1.3.11.28 Normalize Whitespace

The Normalize Whitespace processor normalizes all the whitespace in String values so that multiple spaces in between words are normalized to a single space character. It also removes leading and trailing whitespace.

Whitespace is defined in EDQ as:

  • Spaces

  • Non-printable characters, such as carriage returns, line feeds and tabs (and all other ASCII characters 0-31)

Normalize Whitespace is often used before parsing free text fields, to ensure that all values have regular spacing. It is also often useful after other transformations, which may leave extra spaces. For example, when text fields have words or numbers stripped from them, this may leave additional spaces in between words.

The following table describes the configuration options:

Configuration Description

Inputs

Specify any String or String Array type attributes where you wish to normalize whitespace. Number and Date attributes are not valid inputs.

Note that if you input an Array attribute, the transformation will apply to all array elements, and an Array attribute will be output.

Options

None.

Outputs

Describes any data attribute or flag attribute outputs.

Data Attributes

The following data attributes are output:

  • [Attribute Name].WhitespaceNormalized: A new attribute with normalized spacing between words. Value is derived from the original attribute value, with whitespace normalized.

Flags

None.

The Normalize Whitespace transformer presents no summary statistics on its processing.
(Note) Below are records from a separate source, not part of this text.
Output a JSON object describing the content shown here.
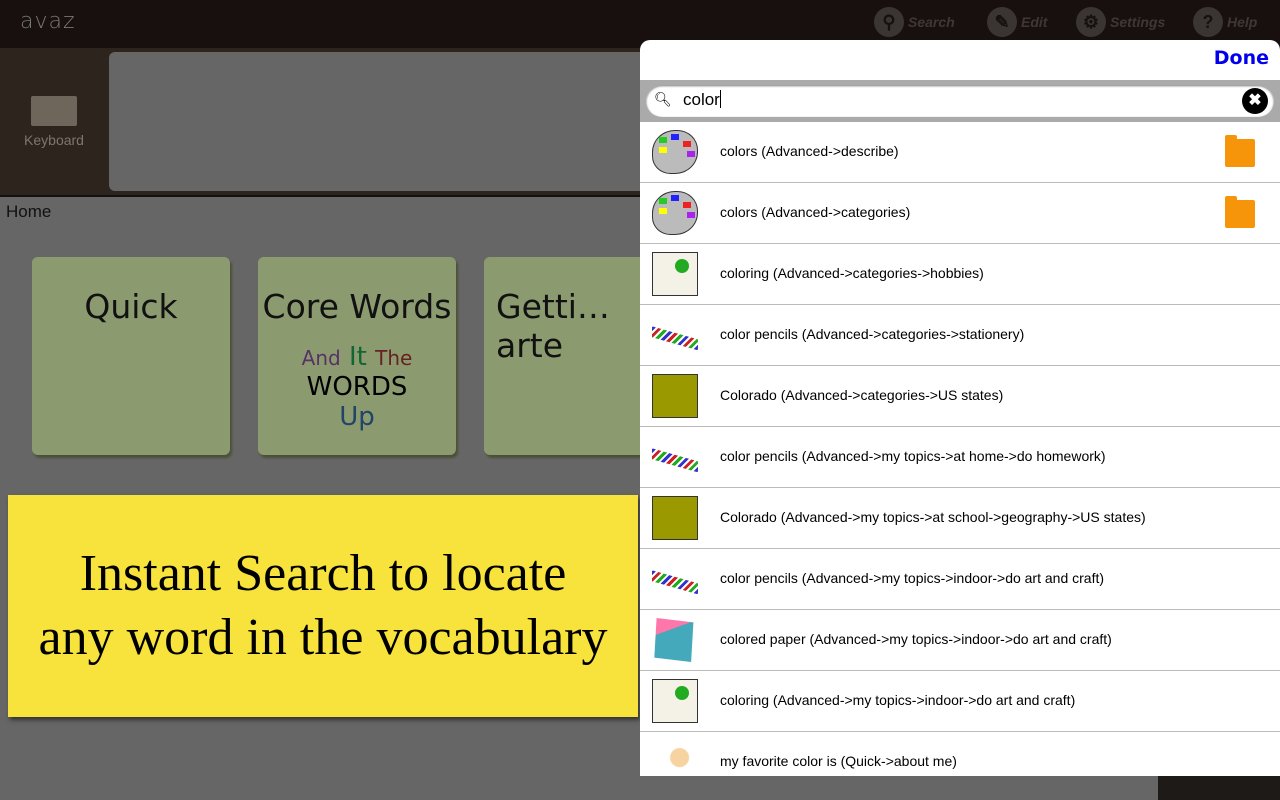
{
  "app": {
    "logo": "avaz"
  },
  "toolbar": {
    "search": "Search",
    "edit": "Edit",
    "settings": "Settings",
    "help": "Help"
  },
  "sidebar": {
    "keyboard": "Keyboard"
  },
  "breadcrumb": "Home",
  "tiles": [
    "Quick",
    "Core Words",
    "Getti…arte"
  ],
  "core_words_art": [
    "And",
    "It",
    "The",
    "WORDS",
    "Up"
  ],
  "banner": {
    "line1": "Instant Search to locate",
    "line2": "any word in the vocabulary"
  },
  "search": {
    "done": "Done",
    "query": "color",
    "results": [
      {
        "label": "colors (Advanced->describe)",
        "icon": "palette",
        "folder": true
      },
      {
        "label": "colors (Advanced->categories)",
        "icon": "palette",
        "folder": true
      },
      {
        "label": "coloring (Advanced->categories->hobbies)",
        "icon": "coloring-book",
        "folder": false
      },
      {
        "label": "color pencils (Advanced->categories->stationery)",
        "icon": "pencils",
        "folder": false
      },
      {
        "label": "Colorado (Advanced->categories->US states)",
        "icon": "colorado",
        "folder": false
      },
      {
        "label": "color pencils (Advanced->my topics->at home->do homework)",
        "icon": "pencils",
        "folder": false
      },
      {
        "label": "Colorado (Advanced->my topics->at school->geography->US states)",
        "icon": "colorado",
        "folder": false
      },
      {
        "label": "color pencils (Advanced->my topics->indoor->do art and craft)",
        "icon": "pencils",
        "folder": false
      },
      {
        "label": "colored paper (Advanced->my topics->indoor->do art and craft)",
        "icon": "colored-paper",
        "folder": false
      },
      {
        "label": "coloring (Advanced->my topics->indoor->do art and craft)",
        "icon": "coloring-book",
        "folder": false
      },
      {
        "label": "my favorite color is (Quick->about me)",
        "icon": "boy",
        "folder": false
      }
    ]
  },
  "colors": {
    "accent": "#0000ee",
    "banner": "#f8e23c",
    "folder": "#f7950a"
  }
}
In the Data view, each input attribute is shown with its new derived attribute with whitespace normalized to the right.

Output Filters

None.

Example

In this example, the Normalize Whitespace processor is used to normalize the spaces between words in an attribute containing the first line of an address:

Address1 Address1.WhitespaceNormalized

Medway House[space][space][space], Bridge Street

Medway House[space], Bridge Street

Monarch Mill[space][space], Jones Street

Monarch Mill[space], Jones Street

Unit 1[space][space], Barnard Road

Unit 1[space], Barnard Road

Alston Street[space][space][space][space],

Alston Street[space],